Mercury (Hobart)

Innovative way to cut ambulance calls

- R.H. Wolfe Austins Ferry P. Potts Blackmans Bay Bryan G. Walpole Sandy Bay

THE report about the dramatic rise in ambulance call-outs deserves scrutiny (“Union alarm at spike in ambulance calls”, Mercury, August 1). Having worked for 35 years in emergency I know that fewer than half those callouts result in admission to hospital and of the remainder, a small percentage needed facilities only available there, and about 40 per cent are trivial, as stated by the union. For many, an ambulance call is the only option because the GP or specialist is understand­ably unavailabl­e within an acceptable time frame. Perusal of postcodes suggests most calls are from poorer areas, where facilities are stretched. An innovative national service has contracted with Ambulance Victoria whereby triple-0 calls the controller feels may be solved by putting the patient in touch with an emergency physician has led to a vast reduction in call-outs.

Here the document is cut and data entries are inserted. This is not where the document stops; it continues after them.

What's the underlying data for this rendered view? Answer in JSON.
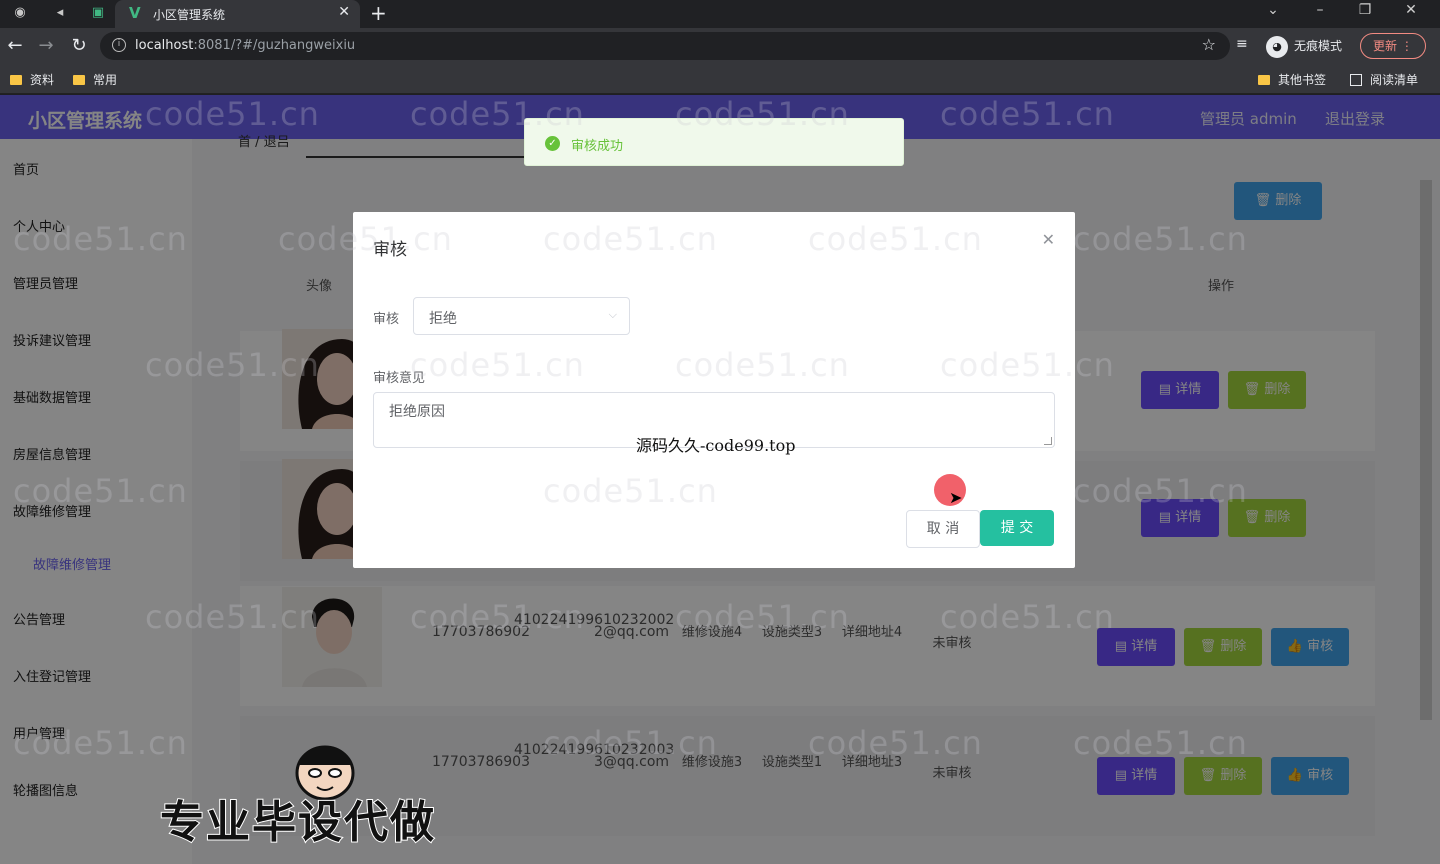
{
  "browser": {
    "tab_title": "小区管理系统",
    "url_host": "localhost",
    "url_path": ":8081/?#/guzhangweixiu",
    "incognito_label": "无痕模式",
    "update_label": "更新",
    "bookmarks": [
      "资料",
      "常用"
    ],
    "other_bookmarks": "其他书签",
    "reading_list": "阅读清单"
  },
  "app": {
    "brand": "小区管理系统",
    "admin_label": "管理员 admin",
    "logout_label": "退出登录"
  },
  "sidebar": {
    "items": [
      "首页",
      "个人中心",
      "管理员管理",
      "投诉建议管理",
      "基础数据管理",
      "房屋信息管理",
      "故障维修管理",
      "公告管理",
      "入住登记管理",
      "用户管理",
      "轮播图信息"
    ],
    "active_sub": "故障维修管理"
  },
  "content": {
    "breadcrumb": "首 / 退吕",
    "top_delete": "删除",
    "head_avatar": "头像",
    "head_ops": "操作",
    "rows": [
      {
        "phone": "",
        "id": "",
        "email": "",
        "fac": "",
        "type": "",
        "addr": "",
        "status": "",
        "btns": [
          "详情",
          "删除"
        ]
      },
      {
        "phone": "",
        "id": "",
        "email": "",
        "fac": "",
        "type": "",
        "addr": "",
        "status": "",
        "btns": [
          "详情",
          "删除"
        ]
      },
      {
        "phone": "17703786902",
        "id": "410224199610232002",
        "email": "2@qq.com",
        "fac": "维修设施4",
        "type": "设施类型3",
        "addr": "详细地址4",
        "status": "未审核",
        "btns": [
          "详情",
          "删除",
          "审核"
        ]
      },
      {
        "phone": "17703786903",
        "id": "410224199610232003",
        "email": "3@qq.com",
        "fac": "维修设施3",
        "type": "设施类型1",
        "addr": "详细地址3",
        "status": "未审核",
        "btns": [
          "详情",
          "删除",
          "审核"
        ]
      }
    ]
  },
  "toast": {
    "text": "审核成功",
    "color": "#67c23a"
  },
  "dialog": {
    "title": "审核",
    "field_label": "审核",
    "field_value": "拒绝",
    "opinion_label": "审核意见",
    "opinion_value": "拒绝原因",
    "cancel": "取 消",
    "submit": "提 交"
  },
  "watermark": {
    "text": "code51.cn",
    "center": "源码久久-code99.top",
    "banner": "专业毕设代做"
  },
  "colors": {
    "accent": "#6b63f0",
    "submit": "#25c0a0"
  }
}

The doctor is at home with an app and speaks with the patient and is paid by the ambulance, the sum a small fraction of an emergency call-out. A very small percentage need an urgent ambulance, most are fixed over the phone, with advice, often medication and later GP review, and a few get transport to hospital by their own steam or routine ambulance. Febrile children, minor wounds, backache, chest and urinary infections, sore joints and rashes are helped without costly, time-consuming transport and hospital attendance, and congestion and ramping at the emergency department reduced. Paramedics are freed for true urgent cases and overtime stress reduces.